The first example she gives is the moral right to a health insurance, as demanded by article 25 of the United Nations' Universal Declaration of Human Rights.

[...] potentially ill individuals, like my child or myself, also have a moral right to health insurance. But why do we accord this latter group health insurance, even though they are not actually sick? Because possessing health insurance, even in the absence of an impending illness, also constitutes a great benefit for potentially sick people and a deprivation of health insurance also constitutes a harm for potentially sick people. (Emphasis in the original)

She goes on to cite the moral right to an education and some other examples, to finally arrive at the conclusion that

A potential X may be granted the same moral rights as an actual X in virtue of its potential if its potential generates an interest in such a moral right; that is, if possessing the moral right constitutes a benefit for the potential X and a denial of the moral right constitutes a harm. (Emphasis in the original)

Which, I think, is spot on. The only problem is that it does not at all relate to the case of a bunch of cells that we call an embryo, not even to an advanced human fetus. The key point here is the term of "interests", which a bunch of cells cannot be said to have. In all the cases Mrs.
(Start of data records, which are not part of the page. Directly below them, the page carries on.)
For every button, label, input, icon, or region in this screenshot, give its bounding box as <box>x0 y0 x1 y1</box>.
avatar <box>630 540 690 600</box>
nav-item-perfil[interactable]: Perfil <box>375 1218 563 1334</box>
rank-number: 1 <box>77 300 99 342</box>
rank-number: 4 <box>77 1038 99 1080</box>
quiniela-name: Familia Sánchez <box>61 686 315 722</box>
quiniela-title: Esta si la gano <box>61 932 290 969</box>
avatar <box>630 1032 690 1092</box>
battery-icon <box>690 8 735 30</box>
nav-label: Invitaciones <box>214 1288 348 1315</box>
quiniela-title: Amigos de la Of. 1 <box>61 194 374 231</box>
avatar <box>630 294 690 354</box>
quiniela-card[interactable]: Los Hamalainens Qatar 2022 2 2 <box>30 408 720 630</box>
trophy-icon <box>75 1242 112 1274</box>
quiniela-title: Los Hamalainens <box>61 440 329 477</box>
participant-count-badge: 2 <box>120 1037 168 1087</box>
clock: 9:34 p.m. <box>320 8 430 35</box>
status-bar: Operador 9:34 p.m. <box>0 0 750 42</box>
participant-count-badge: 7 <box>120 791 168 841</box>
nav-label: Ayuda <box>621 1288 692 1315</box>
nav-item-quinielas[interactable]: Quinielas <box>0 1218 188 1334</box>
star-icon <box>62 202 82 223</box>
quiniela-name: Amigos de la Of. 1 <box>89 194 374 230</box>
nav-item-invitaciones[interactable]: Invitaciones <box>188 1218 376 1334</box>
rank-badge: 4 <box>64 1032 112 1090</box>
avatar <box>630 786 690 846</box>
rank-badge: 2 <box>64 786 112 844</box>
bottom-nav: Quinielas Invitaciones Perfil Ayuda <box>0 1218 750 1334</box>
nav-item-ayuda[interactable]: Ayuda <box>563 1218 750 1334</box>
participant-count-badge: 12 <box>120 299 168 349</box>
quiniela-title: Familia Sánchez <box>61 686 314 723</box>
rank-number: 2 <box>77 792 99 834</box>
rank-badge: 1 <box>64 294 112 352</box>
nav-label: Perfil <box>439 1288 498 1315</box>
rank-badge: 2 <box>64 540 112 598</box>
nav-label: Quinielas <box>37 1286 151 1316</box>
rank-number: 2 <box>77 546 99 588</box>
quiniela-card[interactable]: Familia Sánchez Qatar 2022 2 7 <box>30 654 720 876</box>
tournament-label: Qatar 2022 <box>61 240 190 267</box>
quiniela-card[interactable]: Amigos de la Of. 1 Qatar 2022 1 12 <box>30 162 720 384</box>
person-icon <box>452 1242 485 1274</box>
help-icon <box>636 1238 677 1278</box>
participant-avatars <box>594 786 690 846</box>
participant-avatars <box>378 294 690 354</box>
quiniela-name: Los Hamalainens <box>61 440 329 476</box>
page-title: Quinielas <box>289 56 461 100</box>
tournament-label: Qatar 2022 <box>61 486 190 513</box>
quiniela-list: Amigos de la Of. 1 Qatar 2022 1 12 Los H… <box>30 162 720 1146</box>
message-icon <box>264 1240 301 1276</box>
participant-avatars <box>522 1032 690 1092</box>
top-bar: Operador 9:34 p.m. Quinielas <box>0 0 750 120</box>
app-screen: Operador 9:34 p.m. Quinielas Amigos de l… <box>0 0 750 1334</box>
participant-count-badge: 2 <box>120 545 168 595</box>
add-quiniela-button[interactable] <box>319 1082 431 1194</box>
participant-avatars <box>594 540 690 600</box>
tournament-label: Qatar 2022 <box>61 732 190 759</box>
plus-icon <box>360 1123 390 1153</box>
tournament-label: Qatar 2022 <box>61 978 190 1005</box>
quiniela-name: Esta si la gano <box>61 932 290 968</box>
Manninen mentions there is indeed a benefit to the potential person, but not because of its potential.
Taking away a healthy person's health insurance, for example, does not constitute a harm because the person is a potentially sick person and thus has a potential need for health insurance. A healthy person has a very current interest in health insurance, because it provides a sense of security and thus quality of life. Having health insurance is a current interest, because it is the basis of current considerations and actions. It is the mental capacity of the human of perceiving himself as a person in time, of being able to think about the future and to acknowledge the fact of dying that makes the adult human exceptional in this regard.
The harm is not in taking away a health insurance that is not currently needed. The harm is in taking away the comfort and security such an insurance provides. Being able to perceive the future makes us able to feel discomfort, insecurity and fear at the prospect of having to face every day dangers without an insurance to lessen the impact of possible accidents.

Embryos, on the other hand, distinctly lack that property. An embryo cannot be said to have an interest in its future life, while grown humans can very well be said to have an interest in health and other aspects of their future.

Finally, the center of the argument from potential remains the equation of a tiny bit of biomass to a fully conscious intelligent being. This argument must fail because the extent of "harm" one can inflict on something is depending on that something's interest in avoiding that harm. Indeed, harm can be defined as the disregard of an interest.
Slapping a person's face , for example, is generally considered to be harmful, but only because most people have an interest in not being slapped. In a consensual situation between a sadist and a masochist, however, slapping might even be considered beneficial to both parties because interests are being served rather than disregarded. Much like a stone, an embryo cannot be harmed because it has no interests - not even in its own continued existence.